I exhale against her hair. “Sometimes you have to learn things in your own time, even if it means being broken along the way.”

“Is that how you feel about Savanna? About all women?” she whispers.

“No. Well, maybe a little? I don’t think anyone ever told me they thought I was making a mistake, or that she wasn’t a good person. Looking back, I probably ignored signs because I thought I was doing the right thing, especially once she was pregnant with Carter. I knew I wasn’t in love with her, so I don’t think I was that heartbroken when it didn’t work out. If anything, I felt like she proved me right.”

“You don’t believe in love.” Kate says this as a statement, not a question.

“I’d guess which one of my sisters told you that, but it would probably be all of them,” I joke, trying to lighten the mood.

“It was your mom, actually,” she whispers. “But you’ve mentioned it a time or two.”

“Oh.

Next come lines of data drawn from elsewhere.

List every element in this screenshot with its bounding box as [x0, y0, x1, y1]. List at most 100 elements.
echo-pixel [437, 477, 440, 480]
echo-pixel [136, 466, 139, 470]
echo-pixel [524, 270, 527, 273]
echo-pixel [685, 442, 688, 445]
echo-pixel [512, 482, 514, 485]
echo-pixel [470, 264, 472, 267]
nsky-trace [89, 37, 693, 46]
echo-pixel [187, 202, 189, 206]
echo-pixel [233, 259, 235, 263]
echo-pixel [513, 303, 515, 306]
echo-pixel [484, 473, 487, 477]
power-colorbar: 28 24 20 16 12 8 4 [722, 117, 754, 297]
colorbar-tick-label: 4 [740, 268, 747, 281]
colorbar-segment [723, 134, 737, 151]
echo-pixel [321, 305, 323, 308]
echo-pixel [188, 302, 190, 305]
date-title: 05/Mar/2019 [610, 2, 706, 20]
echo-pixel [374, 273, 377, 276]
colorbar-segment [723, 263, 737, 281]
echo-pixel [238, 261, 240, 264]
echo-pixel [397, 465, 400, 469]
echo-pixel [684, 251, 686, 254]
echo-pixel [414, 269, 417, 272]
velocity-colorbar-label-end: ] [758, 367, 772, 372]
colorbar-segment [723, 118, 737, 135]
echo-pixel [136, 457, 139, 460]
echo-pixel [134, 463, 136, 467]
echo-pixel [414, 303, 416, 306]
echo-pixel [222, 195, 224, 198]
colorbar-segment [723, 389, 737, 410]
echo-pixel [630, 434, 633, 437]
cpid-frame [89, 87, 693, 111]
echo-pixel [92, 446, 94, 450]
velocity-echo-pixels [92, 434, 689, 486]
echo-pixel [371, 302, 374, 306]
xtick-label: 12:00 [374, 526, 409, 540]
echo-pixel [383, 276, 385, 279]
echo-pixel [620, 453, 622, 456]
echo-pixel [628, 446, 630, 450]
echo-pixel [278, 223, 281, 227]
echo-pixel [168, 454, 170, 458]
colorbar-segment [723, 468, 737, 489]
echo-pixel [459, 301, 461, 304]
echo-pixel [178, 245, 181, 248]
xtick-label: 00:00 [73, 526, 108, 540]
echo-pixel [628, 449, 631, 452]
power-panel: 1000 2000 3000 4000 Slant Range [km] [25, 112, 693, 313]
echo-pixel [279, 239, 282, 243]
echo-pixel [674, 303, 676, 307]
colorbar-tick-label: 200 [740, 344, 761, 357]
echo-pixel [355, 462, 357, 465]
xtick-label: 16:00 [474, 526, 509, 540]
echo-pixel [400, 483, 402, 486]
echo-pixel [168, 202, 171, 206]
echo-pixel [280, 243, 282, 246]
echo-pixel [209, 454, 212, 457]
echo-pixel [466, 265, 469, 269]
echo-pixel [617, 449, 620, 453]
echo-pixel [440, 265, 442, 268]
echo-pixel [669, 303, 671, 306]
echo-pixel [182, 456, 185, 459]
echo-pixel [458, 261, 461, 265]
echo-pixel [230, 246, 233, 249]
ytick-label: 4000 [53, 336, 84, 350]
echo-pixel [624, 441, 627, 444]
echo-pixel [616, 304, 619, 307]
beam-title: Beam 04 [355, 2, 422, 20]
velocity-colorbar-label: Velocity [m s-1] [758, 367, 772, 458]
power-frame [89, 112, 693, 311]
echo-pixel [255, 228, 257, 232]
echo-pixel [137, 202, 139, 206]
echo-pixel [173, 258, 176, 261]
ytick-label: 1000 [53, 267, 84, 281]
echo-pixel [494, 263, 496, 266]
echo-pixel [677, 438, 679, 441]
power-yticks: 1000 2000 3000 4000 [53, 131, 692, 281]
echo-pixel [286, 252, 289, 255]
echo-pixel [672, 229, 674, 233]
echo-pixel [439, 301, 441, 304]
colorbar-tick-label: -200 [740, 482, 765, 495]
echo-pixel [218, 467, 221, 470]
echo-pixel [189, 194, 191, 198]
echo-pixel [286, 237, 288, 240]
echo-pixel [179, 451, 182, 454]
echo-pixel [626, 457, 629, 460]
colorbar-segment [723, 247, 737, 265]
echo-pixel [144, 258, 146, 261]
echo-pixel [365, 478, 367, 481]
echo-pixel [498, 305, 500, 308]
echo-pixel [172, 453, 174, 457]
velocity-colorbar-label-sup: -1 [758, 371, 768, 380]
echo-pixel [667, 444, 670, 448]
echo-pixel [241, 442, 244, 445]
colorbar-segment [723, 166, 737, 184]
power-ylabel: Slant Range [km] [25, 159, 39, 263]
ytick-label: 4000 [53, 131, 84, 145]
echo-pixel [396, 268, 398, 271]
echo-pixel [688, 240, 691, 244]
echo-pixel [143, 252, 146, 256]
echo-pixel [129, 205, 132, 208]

Well, that’s not exactly right. I love my family. I love my kids. So I believe in love, obviously. I just don’t believe in soulmates, and this bullshit tendency for people to think they aren’t worthwhile human beings unless they’re in a relationship.”

“I don’t believe in soulmates either.”

“You don’t?” I ask, and I feel Kate shake her head against me. Her hair tickles my neck with the subtle movement.

“You want to talk about bullshit? Thinking there’s only one person on the planet who is perfect for you. What if he was born on the wrong continent? If you don’t speak the same language? There’s no way that’s right.”

“Exactly.”

“I do, however,” she continues, “believe that love is something you can find anywhere, but you have to fight for it. No one is perfect, but there are people out there who will make me want to give it my all.”

“Ahh, that whole fifty-fifty nonsense,” I spit out. I fucking hate that theory.

“Oh, I hate that,” Kate snaps, making me bark out a laugh. “Seriously! You only give half effort, and I’m supposed to be thrilled with that? No! We should give our best to our partner. To our family. And on the days when we can’t give our best, our partner should rise to the occasion and cover the difference. That’s what makes a relationship work. It’s not about being even. It’s about being with the person who meets you where you are and still chooses to love you.”

Jesus. This conversation got deep incredibly quickly.

“Have you ever been in love, Katharine?” I ask quietly.

“No,” she murmurs. Moving her head, she props her chin on my chest, staring up at me with her big brown eyes beseeching me. “I hope I get to experience it, though. And I hope you get to as well, Dominic. You deserve to have a love story. You deserve to get a happy ending that is perfect for you.”

I’m utterly captivated by her eyes, entranced by how open she is in this moment. All walls down. It may be the most honest conversation I’ve ever had with a woman. “You deserve the world, Katharine.”